At my doctor appointment she scheduled me a mammogram and ultrasound at the Imaging Center. I've never been completely at ease with my choice in physicians here in Jacksonville, NC. That day she told me that the nurse would set up a referral and call me by the end of the day as she *the doctor* felt it should be handled ASAP. No one from my doctors office called. In fact, I called them the next morning-they told me that I wouldnt get a consult for 4 days. Hmmm. My husband called and demanded what I'd been originally told. Suddenly they had the ability to honor their original declaration and I had an appointment.
My first mammogram. I've heard stories *most of them bad* but actually, mammograms are a piece of cake. All the pinching and pushing that women talk about, I barely noticed. In fact, I was feeling pretty darn foolish in there with no shirt and a huge apron covering up my ninnies. I was sure that everything would be negative and they would label some kind of psychotic hypochondriac. (this particular neurosis of mine refers back to my mom, who when I was a kid would clutch her heart and claim she was dying everytime I didn't do exactly as she wished-very much like Sanford & Son. Although not funny.) Now I'm convinced that everytime I get sick, it's probably all in my head.
After the first mammogram series the woman taking my topless pics asks me nonchalantly if I'd noticed a second lump on the topside of the same tit. This is when that whisper shushed through me and all my fears of sounding like an overreacting female were blown away. My entire world went quiet. All the silly little songs that I can never get out of my head on a normal day stopped like a record needle being violently pulled off.
A second lump? Nope. After an hours' wait, I had the now necessary ultrasound. I kept trying to see what she saw, half expecting to see some little miniature creature standing on the 'hill' of my lump with a big giant TUMOR HERE sign and a leering grin. I never saw the creature but I saw the lump and my heart sank.
The Imaging Center of course gave me no answers, "back to your doctor tomorrow for results" says they. "its like pulling teeth" says I. But I held out. The next day when I called my regular clinic, they wouldnt even check my chart with a glib little "the results wont be here for at LEAST 4 more days" they hung up. I called the Imaging Center back and they proclaimed all results had been faxed to my doc 3 hours earlier.

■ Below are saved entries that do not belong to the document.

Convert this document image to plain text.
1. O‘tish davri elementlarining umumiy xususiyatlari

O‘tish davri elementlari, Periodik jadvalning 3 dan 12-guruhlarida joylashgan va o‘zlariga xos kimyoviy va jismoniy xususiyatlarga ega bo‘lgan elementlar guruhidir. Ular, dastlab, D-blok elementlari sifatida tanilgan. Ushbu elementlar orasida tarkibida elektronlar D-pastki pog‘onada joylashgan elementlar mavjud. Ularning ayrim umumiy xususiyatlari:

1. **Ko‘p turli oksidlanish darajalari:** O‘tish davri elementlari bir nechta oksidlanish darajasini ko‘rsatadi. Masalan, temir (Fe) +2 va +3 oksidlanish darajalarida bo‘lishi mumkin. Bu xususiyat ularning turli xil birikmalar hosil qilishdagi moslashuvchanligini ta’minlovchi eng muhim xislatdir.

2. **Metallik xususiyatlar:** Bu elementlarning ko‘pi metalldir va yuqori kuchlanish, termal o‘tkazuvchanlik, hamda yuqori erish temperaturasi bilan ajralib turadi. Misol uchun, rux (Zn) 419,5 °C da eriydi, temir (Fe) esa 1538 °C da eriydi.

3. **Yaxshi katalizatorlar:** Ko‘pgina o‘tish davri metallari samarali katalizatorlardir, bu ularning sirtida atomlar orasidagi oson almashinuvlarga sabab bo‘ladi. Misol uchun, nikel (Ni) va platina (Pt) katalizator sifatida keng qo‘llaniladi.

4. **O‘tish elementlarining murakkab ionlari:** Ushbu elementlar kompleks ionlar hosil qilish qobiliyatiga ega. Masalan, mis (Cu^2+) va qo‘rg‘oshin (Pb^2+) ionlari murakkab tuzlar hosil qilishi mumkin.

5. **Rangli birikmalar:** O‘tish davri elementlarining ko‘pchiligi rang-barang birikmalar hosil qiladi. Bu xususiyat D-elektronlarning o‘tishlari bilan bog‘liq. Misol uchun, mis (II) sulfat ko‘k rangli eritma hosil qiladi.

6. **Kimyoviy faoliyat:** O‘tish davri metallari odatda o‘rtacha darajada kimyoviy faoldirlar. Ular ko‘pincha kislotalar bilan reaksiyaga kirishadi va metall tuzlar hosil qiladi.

I switched docs and had the results faxed to where my husband works (another clinic in another town not far far away). He calls me at home.
He says the lump isnoted as looking 'suspicious'.

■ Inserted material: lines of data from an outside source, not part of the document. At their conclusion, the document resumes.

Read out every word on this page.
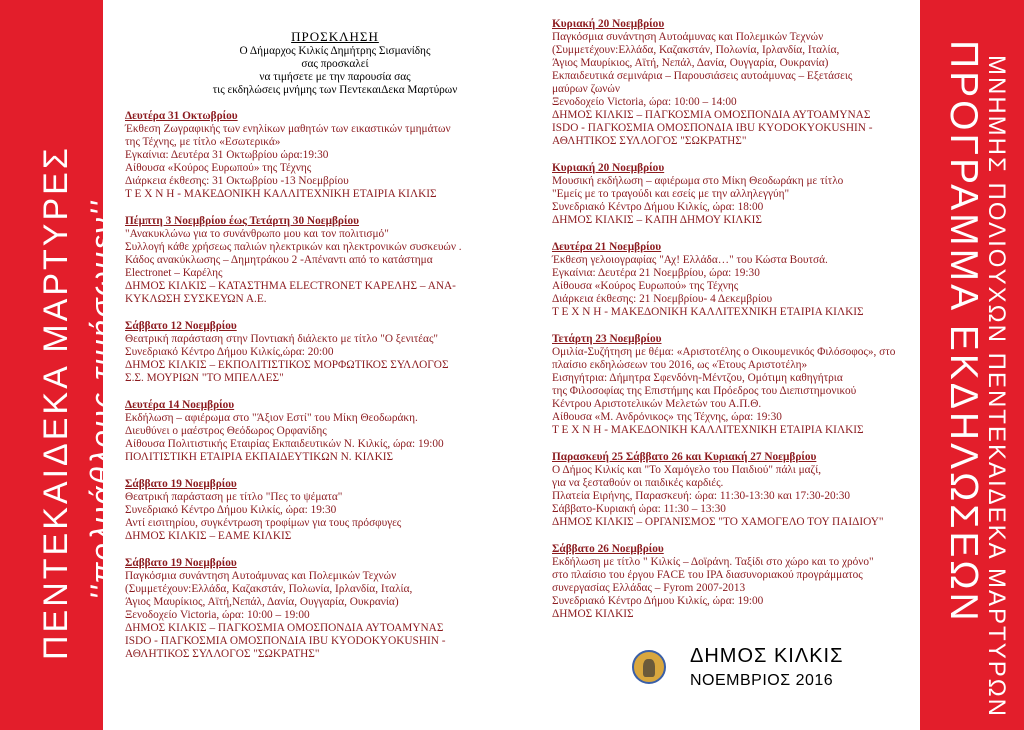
ΠΕΝΤΕΚΑΙΔΕΚΑ ΜΑΡΤΥΡΕΣ … ''πολυάθλους τιμήσωμεν''	ΠΡΟΓΡΑΜΜΑ ΕΚΔΗΛΩΣΕΩΝ
ΜΝΗΜΗΣ ΠΟΛΙΟΥΧΩΝ ΠΕΝΤΕΚΑΙΔΕΚΑ ΜΑΡΤΥΡΩΝ
ΠΡΟΣΚΛΗΣΗ
Ο Δήμαρχος Κιλκίς Δημήτρης Σισμανίδης
σας προσκαλεί
να τιμήσετε με την παρουσία σας
τις εκδηλώσεις μνήμης των ΠεντεκαιΔεκα Μαρτύρων
Δευτέρα 31 Οκτωβρίου
Έκθεση Ζωγραφικής των ενηλίκων μαθητών των εικαστικών τμημάτων
της Τέχνης, με τίτλο «Εσωτερικά»
Εγκαίνια: Δευτέρα 31 Οκτωβρίου ώρα:19:30
Αίθουσα «Κούρος Ευρωπού» της Τέχνης
Διάρκεια έκθεσης: 31 Οκτωβρίου -13 Νοεμβρίου
Τ Ε Χ Ν Η - ΜΑΚΕΔΟΝΙΚΗ ΚΑΛΛΙΤΕΧΝΙΚΗ ΕΤΑΙΡΙΑ ΚΙΛΚΙΣ
Πέμπτη 3 Νοεμβρίου έως Τετάρτη 30 Νοεμβρίου
"Ανακυκλώνω για το συνάνθρωπο μου και τον πολιτισμό"
Συλλογή κάθε χρήσεως παλιών ηλεκτρικών και ηλεκτρονικών συσκευών .
Κάδος ανακύκλωσης – Δημητράκου 2 -Απέναντι από το κατάστημα
Electronet – Καρέλης
ΔΗΜΟΣ ΚΙΛΚΙΣ – ΚΑΤΑΣΤΗΜΑ ELECTRONET ΚΑΡΕΛΗΣ – ΑΝΑ-
ΚΥΚΛΩΣΗ ΣΥΣΚΕΥΩΝ Α.Ε.
Σάββατο 12 Νοεμβρίου
Θεατρική παράσταση στην Ποντιακή διάλεκτο με τίτλο "Ο ξενιτέας"
Συνεδριακό Κέντρο Δήμου Κιλκίς,ώρα: 20:00
ΔΗΜΟΣ ΚΙΛΚΙΣ – ΕΚΠΟΛΙΤΙΣΤΙΚΟΣ ΜΟΡΦΩΤΙΚΟΣ ΣΥΛΛΟΓΟΣ
Σ.Σ. ΜΟΥΡΙΩΝ "ΤΟ ΜΠΕΛΛΕΣ"
Δευτέρα 14 Νοεμβρίου
Εκδήλωση – αφιέρωμα στο "Άξιον Εστί" του Μίκη Θεοδωράκη.
Διευθύνει ο μαέστρος Θεόδωρος Ορφανίδης
Αίθουσα Πολιτιστικής Εταιρίας Εκπαιδευτικών Ν. Κιλκίς, ώρα: 19:00
ΠΟΛΙΤΙΣΤΙΚΗ ΕΤΑΙΡΙΑ ΕΚΠΑΙΔΕΥΤΙΚΩΝ Ν. ΚΙΛΚΙΣ
Σάββατο 19 Νοεμβρίου
Θεατρική παράσταση με τίτλο "Πες το ψέματα"
Συνεδριακό Κέντρο Δήμου Κιλκίς, ώρα: 19:30
Αντί εισιτηρίου, συγκέντρωση τροφίμων για τους πρόσφυγες
ΔΗΜΟΣ ΚΙΛΚΙΣ – ΕΑΜΕ ΚΙΛΚΙΣ
Σάββατο 19 Νοεμβρίου
Παγκόσμια συνάντηση Αυτοάμυνας και Πολεμικών Τεχνών
(Συμμετέχουν:Ελλάδα, Καζακστάν, Πολωνία, Ιρλανδία, Ιταλία,
Άγιος Μαυρίκιος, Αϊτή,Νεπάλ, Δανία, Ουγγαρία, Ουκρανία)
Ξενοδοχείο Victoria, ώρα: 10:00 – 19:00
ΔΗΜΟΣ ΚΙΛΚΙΣ – ΠΑΓΚΟΣΜΙΑ ΟΜΟΣΠΟΝΔΙΑ ΑΥΤΟΑΜΥΝΑΣ
ISDO - ΠΑΓΚΟΣΜΙΑ ΟΜΟΣΠΟΝΔΙΑ IBU KYODOKYOKUSHIN -
ΑΘΛΗΤΙΚΟΣ ΣΥΛΛΟΓΟΣ "ΣΩΚΡΑΤΗΣ"
Κυριακή 20 Νοεμβρίου
Παγκόσμια συνάντηση Αυτοάμυνας και Πολεμικών Τεχνών
(Συμμετέχουν:Ελλάδα, Καζακστάν, Πολωνία, Ιρλανδία, Ιταλία,
Άγιος Μαυρίκιος, Αϊτή, Νεπάλ, Δανία, Ουγγαρία, Ουκρανία)
Εκπαιδευτικά σεμινάρια – Παρουσιάσεις αυτοάμυνας – Εξετάσεις
μαύρων ζωνών
Ξενοδοχείο Victoria, ώρα: 10:00 – 14:00
ΔΗΜΟΣ ΚΙΛΚΙΣ – ΠΑΓΚΟΣΜΙΑ ΟΜΟΣΠΟΝΔΙΑ ΑΥΤΟΑΜΥΝΑΣ
ISDO - ΠΑΓΚΟΣΜΙΑ ΟΜΟΣΠΟΝΔΙΑ IBU KYODOKYOKUSHIN -
ΑΘΛΗΤΙΚΟΣ ΣΥΛΛΟΓΟΣ "ΣΩΚΡΑΤΗΣ"
Κυριακή 20 Νοεμβρίου
Μουσική εκδήλωση – αφιέρωμα στο Μίκη Θεοδωράκη με τίτλο
"Εμείς με το τραγούδι και εσείς με την αλληλεγγύη"
Συνεδριακό Κέντρο Δήμου Κιλκίς, ώρα: 18:00
ΔΗΜΟΣ ΚΙΛΚΙΣ – ΚΑΠΗ ΔΗΜΟΥ ΚΙΛΚΙΣ
Δευτέρα 21 Νοεμβρίου
Έκθεση γελοιογραφίας "Αχ! Ελλάδα…" του Κώστα Βουτσά.
Εγκαίνια: Δευτέρα 21 Νοεμβρίου, ώρα: 19:30
Αίθουσα «Κούρος Ευρωπού» της Τέχνης
Διάρκεια έκθεσης: 21 Νοεμβρίου- 4 Δεκεμβρίου
Τ Ε Χ Ν Η - ΜΑΚΕΔΟΝΙΚΗ ΚΑΛΛΙΤΕΧΝΙΚΗ ΕΤΑΙΡΙΑ ΚΙΛΚΙΣ
Τετάρτη 23 Νοεμβρίου
Ομιλία-Συζήτηση με θέμα: «Αριστοτέλης ο Οικουμενικός Φιλόσοφος», στο
πλαίσιο εκδηλώσεων του 2016, ως «Έτους Αριστοτέλη»
Εισηγήτρια: Δήμητρα Σφενδόνη-Μέντζου, Ομότιμη καθηγήτρια
της Φιλοσοφίας της Επιστήμης και Πρόεδρος του Διεπιστημονικού
Κέντρου Αριστοτελικών Μελετών του Α.Π.Θ.
Αίθουσα «Μ. Ανδρόνικος» της Τέχνης, ώρα: 19:30
Τ Ε Χ Ν Η - ΜΑΚΕΔΟΝΙΚΗ ΚΑΛΛΙΤΕΧΝΙΚΗ ΕΤΑΙΡΙΑ ΚΙΛΚΙΣ
Παρασκευή 25 Σάββατο 26 και Κυριακή 27 Νοεμβρίου
Ο Δήμος Κιλκίς και "Το Χαμόγελο του Παιδιού" πάλι μαζί,
για να ξεσταθούν οι παιδικές καρδιές.
Πλατεία Ειρήνης, Παρασκευή: ώρα: 11:30-13:30 και 17:30-20:30
Σάββατο-Κυριακή ώρα: 11:30 – 13:30
ΔΗΜΟΣ ΚΙΛΚΙΣ – ΟΡΓΑΝΙΣΜΟΣ "ΤΟ ΧΑΜΟΓΕΛΟ ΤΟΥ ΠΑΙΔΙΟΥ"
Σάββατο 26 Νοεμβρίου
Εκδήλωση με τίτλο " Κιλκίς – Δοϊράνη. Ταξίδι στο χώρο και το χρόνο"
στο πλαίσιο του έργου FACE του IPA διασυνοριακού προγράμματος
συνεργασίας Ελλάδας – Fyrom 2007-2013
Συνεδριακό Κέντρο Δήμου Κιλκίς, ώρα: 19:00
ΔΗΜΟΣ ΚΙΛΚΙΣ
ΔΗΜΟΣ ΚΙΛΚΙΣ
ΝΟΕΜΒΡΙΟΣ 2016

Suspicious? I say. Suspicious like the Pink Panther lurking around the seedy part of town in the middle of the nite suspicious? And instantly the old pink panther song begins to go on extended play in my head. Da duh. Da duh. Da duh da duh duh duh duh dada dadada DAH!
I asked him to kindly bring the paper home.
To quote the findings : spiculated mass associated with several tiny pleomorphic calcifications. Hypoechoic borders difficult to measure due to heterogeneous appearance and some areas are shadowing and blah blah blah. I got it. It's bad. Is it 100 percent surely cancer? NO. Do the characteristics seem generally to be those of a malignancy? Even the surgeon who's doing the excisional biopsy seems to think the odds are in favor...I'm okay though. I'm here-right now. Nothing changes the basic facts of my life. Great husband, beautiful intelligent daughter, a job i actually enjoy and good friends.